Maersk’s performance was helped by a strong operational performance in its Ocean division, which saw volumes rise 1.4% to 3.4m feu while average rates rose 1.5%.
The line said network improvements had driven down unit costs by 3.5%, driving up ebitda in the segment by 25% to $1.1bn.
“Total operating costs were largely unchanged as the impact from the higher volumes were partly offset by network improvements, including higher bunker efficiency, which resulted in a 3.5% decrease in the unit cost at fixed bunker,” Maersk said in its interim report.
Speaking to analysts following the release of the results, Maersk chief executive S?ren Skou said that for the first half of the year, unit costs improved by 2%, in line with the carrier’s ambition to reduce costs by 1%-2% per year.
Despite bunker costs rising by 8.5%, bunker costs were unchanged due to a 7.5% reduction in consumption, due to an improved network and higher reliability, Mr Skou said.
“We expect to continue to improve fuel efficiency, Mr Skou said. “There are many levers to that that are important. One of these is the speed of the network. In the past couple of quarters we have been able to significantly improve the stability and reliability of the network. That means that when the ships are on time they don’t have to speed up to meet the berthing window, which is good for fuel efficiency.”
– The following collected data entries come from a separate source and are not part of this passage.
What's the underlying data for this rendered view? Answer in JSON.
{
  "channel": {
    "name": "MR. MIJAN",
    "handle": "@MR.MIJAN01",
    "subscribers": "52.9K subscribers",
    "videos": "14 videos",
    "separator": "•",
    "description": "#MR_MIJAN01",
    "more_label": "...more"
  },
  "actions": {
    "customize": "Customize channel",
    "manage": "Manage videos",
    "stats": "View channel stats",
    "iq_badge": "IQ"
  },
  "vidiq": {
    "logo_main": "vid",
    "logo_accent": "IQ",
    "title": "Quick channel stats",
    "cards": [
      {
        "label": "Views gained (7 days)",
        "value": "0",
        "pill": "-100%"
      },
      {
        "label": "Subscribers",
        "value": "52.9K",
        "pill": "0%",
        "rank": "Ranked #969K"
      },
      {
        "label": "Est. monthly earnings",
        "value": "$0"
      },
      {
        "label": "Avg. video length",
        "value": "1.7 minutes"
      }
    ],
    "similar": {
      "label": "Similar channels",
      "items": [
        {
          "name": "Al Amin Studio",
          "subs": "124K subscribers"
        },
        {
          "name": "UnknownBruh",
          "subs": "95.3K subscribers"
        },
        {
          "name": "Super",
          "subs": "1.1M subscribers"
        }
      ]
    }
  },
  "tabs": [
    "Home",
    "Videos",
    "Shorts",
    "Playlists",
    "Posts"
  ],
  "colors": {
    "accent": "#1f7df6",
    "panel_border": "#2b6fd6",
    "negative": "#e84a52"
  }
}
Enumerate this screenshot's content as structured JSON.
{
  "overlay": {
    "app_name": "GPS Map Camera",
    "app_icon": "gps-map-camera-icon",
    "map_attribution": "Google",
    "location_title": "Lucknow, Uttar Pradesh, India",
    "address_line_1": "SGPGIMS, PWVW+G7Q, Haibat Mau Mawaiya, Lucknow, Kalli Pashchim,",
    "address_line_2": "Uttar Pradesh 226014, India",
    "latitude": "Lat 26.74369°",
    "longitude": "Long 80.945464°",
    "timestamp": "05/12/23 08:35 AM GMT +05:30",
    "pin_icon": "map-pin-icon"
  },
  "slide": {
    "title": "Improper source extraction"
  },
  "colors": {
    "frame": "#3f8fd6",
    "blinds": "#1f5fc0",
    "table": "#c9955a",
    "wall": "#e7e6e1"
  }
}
There was also a “structural” speed reduction with slow steaming that also improved fuel efficiency.
This would be even more important as IMO 2020 approached, he added.
“The best thing we can do in terms of mitigating the impact of that is to use less fuel.”
But Maersk warned that higher fuel costs this year would hit free cash flow and working capital as the line began buying more expensive low-sulphur fuel.
Chief financial officer Carolina Dybeck Happe said that it was too soon, however, to quantify the effect.
“I wish I could, but we don’t yet know the cost of the bunkers. But we see the spreads and we see things changing, but what it really will be we won’t know until the day we buy it.
“As it is such a big change, we don’t want to speculate. But we are prepared for it operationally and we know it will take up some of our working capital capacity.”
Increases in the freight rates, along with network enhancements implemented in connection with the integration of Hamburg Süd also helped drive the improvement in the Ocean profitability.
But total volume growth was below the market growth, and the weak demand on the Latin America, Oceania and North America trades continued from the first quarter, it added.
In its non-ocean segments, revenue declined by 1.2%, although this included the closure of production facilities at Maersk Container Industry.
Maersk’s Logistics and Services division reported revenues flat at $1.5bn as revenue for supply chain management increased but sea and air freight forwarding revenue declined.
Gross profit increased by 4.9% to $298m but was partly offset by lower volumes and margins in sea and air freight forwarding.
Nevertheless, across the group, Maersk still managed to improve its return on invested capital to 3.1%, an improvement on last year's negative figure but still below its desired 7.5%.
“We have continued the progress on generating free cash flow with a cash return on invested capital of 6.9% and realising synergies of $100m in the second quarter,” Maersk said. “Total synergies accumulate to $1bn by the end of June, thereby achieving the target earlier than expected.”